Access to credit has always been a big problem in India. Although banks and non-bank financial companies (NBFCs) have increased their presence in Tier 2/3 markets and beyond over the decade, it has only recently become possible to percolate access to products financial services to consumers with little or no credit history. In the absence of reliable data, lenders assume higher risk and therefore resort to higher interest rates and higher processing fees and charges, making it difficult to meet the need for credit among low-income segments. To help make available reliable data for Reserve Bank of India (RBI) valuation and underwriting, investments and promotion under Account Aggregator (AA) to democratize credit by bridging the gap between financial service providers and the millions of Indian borrowers, is a positive step forward.
Through AA data channels, account aggregators can transform the ingrained lending practices of financial institutions by opening up access to borrowers’ financial information for a nominal fee. The biggest banks and fintechs in India have already started offering loans leveraging the account aggregation framework, thereby speeding up loan disbursements and lowering the cost of credit.
How do account aggregators work?
The Account Aggregator (AA) framework is heralded as a game-changer for opening up access to data, ranging from financial to alternative data. In this context, customers are the true owners of their data. So they try to avail various financial products and services. the request for consent to access their data comes from Financial Information Users (FIUs) such as lenders, wealth managers, etc., for data hosted at Financial Information Providers (FIPs), which are generally banks, asset management companies, insurers, etc. The Account Aggregator (AA) acts as a consent manager for financial data, which maintains the record of consent given by customers and functions as a platform for transparent sharing of data. After consent requests are received, the consent data shared by FIP is encrypted and sent to CRF. This data is then deciphered by the CRF for agreed use cases (with the client) such as cash flow based lending, credit risk monitoring, personalized wealth management, loyalty management, And much more.

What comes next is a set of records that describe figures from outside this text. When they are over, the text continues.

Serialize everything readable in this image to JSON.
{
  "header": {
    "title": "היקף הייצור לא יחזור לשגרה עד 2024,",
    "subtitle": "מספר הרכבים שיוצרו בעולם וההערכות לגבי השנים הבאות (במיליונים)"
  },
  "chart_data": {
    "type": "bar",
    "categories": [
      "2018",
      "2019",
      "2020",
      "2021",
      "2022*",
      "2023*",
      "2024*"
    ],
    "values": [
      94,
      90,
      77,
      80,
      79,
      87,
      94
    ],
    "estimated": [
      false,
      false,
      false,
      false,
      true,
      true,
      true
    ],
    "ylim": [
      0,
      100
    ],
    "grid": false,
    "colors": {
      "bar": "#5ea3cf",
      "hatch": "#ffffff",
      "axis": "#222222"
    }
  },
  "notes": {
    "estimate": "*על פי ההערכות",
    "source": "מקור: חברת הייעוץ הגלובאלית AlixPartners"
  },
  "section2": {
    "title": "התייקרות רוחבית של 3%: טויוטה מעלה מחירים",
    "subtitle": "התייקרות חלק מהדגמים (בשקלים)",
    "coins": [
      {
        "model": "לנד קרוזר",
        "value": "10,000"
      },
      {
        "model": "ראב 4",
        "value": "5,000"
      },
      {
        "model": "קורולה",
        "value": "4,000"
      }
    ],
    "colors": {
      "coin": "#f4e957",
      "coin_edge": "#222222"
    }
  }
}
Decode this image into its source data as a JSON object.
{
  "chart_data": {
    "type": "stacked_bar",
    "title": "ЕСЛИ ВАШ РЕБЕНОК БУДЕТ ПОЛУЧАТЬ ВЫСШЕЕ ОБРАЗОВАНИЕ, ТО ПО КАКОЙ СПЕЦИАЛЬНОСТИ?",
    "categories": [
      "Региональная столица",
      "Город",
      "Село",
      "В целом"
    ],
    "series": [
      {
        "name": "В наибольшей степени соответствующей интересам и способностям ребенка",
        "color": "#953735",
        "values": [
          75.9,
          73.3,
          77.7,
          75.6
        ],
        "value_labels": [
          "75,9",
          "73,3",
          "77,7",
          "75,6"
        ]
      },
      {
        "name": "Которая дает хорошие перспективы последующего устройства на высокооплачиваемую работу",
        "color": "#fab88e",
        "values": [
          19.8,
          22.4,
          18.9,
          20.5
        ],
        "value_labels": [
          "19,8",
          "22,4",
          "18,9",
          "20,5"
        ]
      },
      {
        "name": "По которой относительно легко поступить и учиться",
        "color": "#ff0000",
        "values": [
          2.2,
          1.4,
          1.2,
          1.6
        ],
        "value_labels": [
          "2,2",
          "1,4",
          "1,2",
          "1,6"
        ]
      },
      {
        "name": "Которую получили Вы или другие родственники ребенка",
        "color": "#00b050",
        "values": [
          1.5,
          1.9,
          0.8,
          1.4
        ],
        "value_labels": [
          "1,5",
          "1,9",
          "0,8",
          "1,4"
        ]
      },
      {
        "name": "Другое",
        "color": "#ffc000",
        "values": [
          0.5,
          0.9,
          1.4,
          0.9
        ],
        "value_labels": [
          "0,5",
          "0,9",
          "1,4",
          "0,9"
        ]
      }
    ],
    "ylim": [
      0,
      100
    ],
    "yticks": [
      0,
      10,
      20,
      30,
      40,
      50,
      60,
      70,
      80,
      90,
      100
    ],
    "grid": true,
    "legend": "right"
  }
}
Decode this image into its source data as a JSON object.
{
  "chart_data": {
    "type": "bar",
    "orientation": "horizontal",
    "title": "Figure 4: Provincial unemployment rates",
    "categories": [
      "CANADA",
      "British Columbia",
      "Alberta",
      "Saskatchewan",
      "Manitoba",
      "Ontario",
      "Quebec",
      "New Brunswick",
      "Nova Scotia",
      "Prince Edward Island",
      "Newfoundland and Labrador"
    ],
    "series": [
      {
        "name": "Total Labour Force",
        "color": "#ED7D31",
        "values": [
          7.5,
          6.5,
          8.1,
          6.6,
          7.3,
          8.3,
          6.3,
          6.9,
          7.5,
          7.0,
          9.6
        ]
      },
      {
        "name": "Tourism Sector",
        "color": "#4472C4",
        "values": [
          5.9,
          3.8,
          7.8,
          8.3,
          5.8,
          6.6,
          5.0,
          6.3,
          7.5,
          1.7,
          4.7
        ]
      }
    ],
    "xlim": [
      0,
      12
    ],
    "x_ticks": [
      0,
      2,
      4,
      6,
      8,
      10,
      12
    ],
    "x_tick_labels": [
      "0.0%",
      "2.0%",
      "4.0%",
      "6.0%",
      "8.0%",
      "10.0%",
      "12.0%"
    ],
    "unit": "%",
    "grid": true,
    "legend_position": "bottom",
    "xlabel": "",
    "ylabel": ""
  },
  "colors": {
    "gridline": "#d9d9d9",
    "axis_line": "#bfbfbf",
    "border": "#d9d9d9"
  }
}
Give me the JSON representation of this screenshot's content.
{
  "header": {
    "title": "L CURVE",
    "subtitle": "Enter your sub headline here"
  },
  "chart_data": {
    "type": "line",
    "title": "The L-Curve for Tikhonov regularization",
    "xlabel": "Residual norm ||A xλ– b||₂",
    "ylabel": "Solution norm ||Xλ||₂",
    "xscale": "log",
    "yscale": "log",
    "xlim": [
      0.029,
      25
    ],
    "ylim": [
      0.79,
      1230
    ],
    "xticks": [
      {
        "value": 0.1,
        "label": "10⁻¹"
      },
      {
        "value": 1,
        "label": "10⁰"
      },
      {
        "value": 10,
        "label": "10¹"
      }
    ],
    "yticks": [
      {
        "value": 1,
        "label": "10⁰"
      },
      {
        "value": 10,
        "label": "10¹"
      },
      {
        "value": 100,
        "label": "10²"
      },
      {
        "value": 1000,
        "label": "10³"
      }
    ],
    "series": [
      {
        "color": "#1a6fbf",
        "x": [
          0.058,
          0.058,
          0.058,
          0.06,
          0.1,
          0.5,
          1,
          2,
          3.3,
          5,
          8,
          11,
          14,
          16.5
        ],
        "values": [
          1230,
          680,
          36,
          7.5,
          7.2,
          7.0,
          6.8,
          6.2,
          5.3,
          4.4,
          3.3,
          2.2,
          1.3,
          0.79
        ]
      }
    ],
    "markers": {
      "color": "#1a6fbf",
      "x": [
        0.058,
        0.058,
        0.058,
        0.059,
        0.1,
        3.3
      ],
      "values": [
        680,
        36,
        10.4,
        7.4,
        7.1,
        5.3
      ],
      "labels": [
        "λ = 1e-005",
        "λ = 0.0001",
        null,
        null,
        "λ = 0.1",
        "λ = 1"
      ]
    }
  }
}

As the consent control is in the hands of the customers, they know the purpose (use case), the duration – the data is accessible for how many years and the age of the data – whether it is one-month or six-month bank statement data, which they have agreed to share with the FIU. This reduces friction in data collection and threats of data misuse, and simplifies data sharing procedures. Additionally, users may revoke consent at a later date at their convenience by contacting the AA directly.
Account aggregators as enablers to streamline complex lending processes
Several factors govern the availability of credit for a borrower, and having a credit history is one of the most important. It can be difficult for new borrowers with little or no credit history to obtain affordable and easy loans from banks and NBFCs. Additionally, those with fluctuating incomes, such as independent contractors or business owners whose sales are volatile or seasonal, have fewer and more expensive financing options. The frequent demand by lending institutions to pledge collateral to obtain credit facilities is an additional deterrent to those seeking loans.
The account aggregator, at a minimum, makes it possible to share reliable and quality information on a customer’s banking behavior, cash flows and systemic payment behavior. By observing alternative data points and behaviors, financial institutions can assess assets and financial behavior, and make a better assessment for extending lines of credit. Across the credit and lending ecosystem, cash flow-based lending can gain a significant boost through the adoption of the account aggregation framework.
Read also : Key Forces Disrupting the Onboarding Process in the BFSI Industry
Fostering innovation in financial services
AA Framework strikes at the heart of the customer data landscape and is rightly touted as the UPI moment of the open data ecosystem; It has the potential to disrupt customer journeys where real-time, data-driven decision-making can create competitive advantage.
AA data reduces information asymmetry. For example, large banks can come back to their existing customers with better deals since they have access to customer financial data. In a way, information asymmetry stifles competition and innovation in the fintech industry. Because AA data is system-generated and available in real time, it can accelerate data-driven innovation at a significantly lower cost. Fintechs can step into the dominance of incumbent banks to deliver cutting-edge products to underbanked communities and bring better deals to existing customers. Digital lending has already made headway, and insurance and wealth management are following suit.
However, while these are early steps for the AA ecosystem, the regulator and government push has led to a rapid take-off, well supported by early adopters among fintechs. In the current phase, better UX to educate and onboard customers on AA platforms will help unlock opportunity before network effects kick in.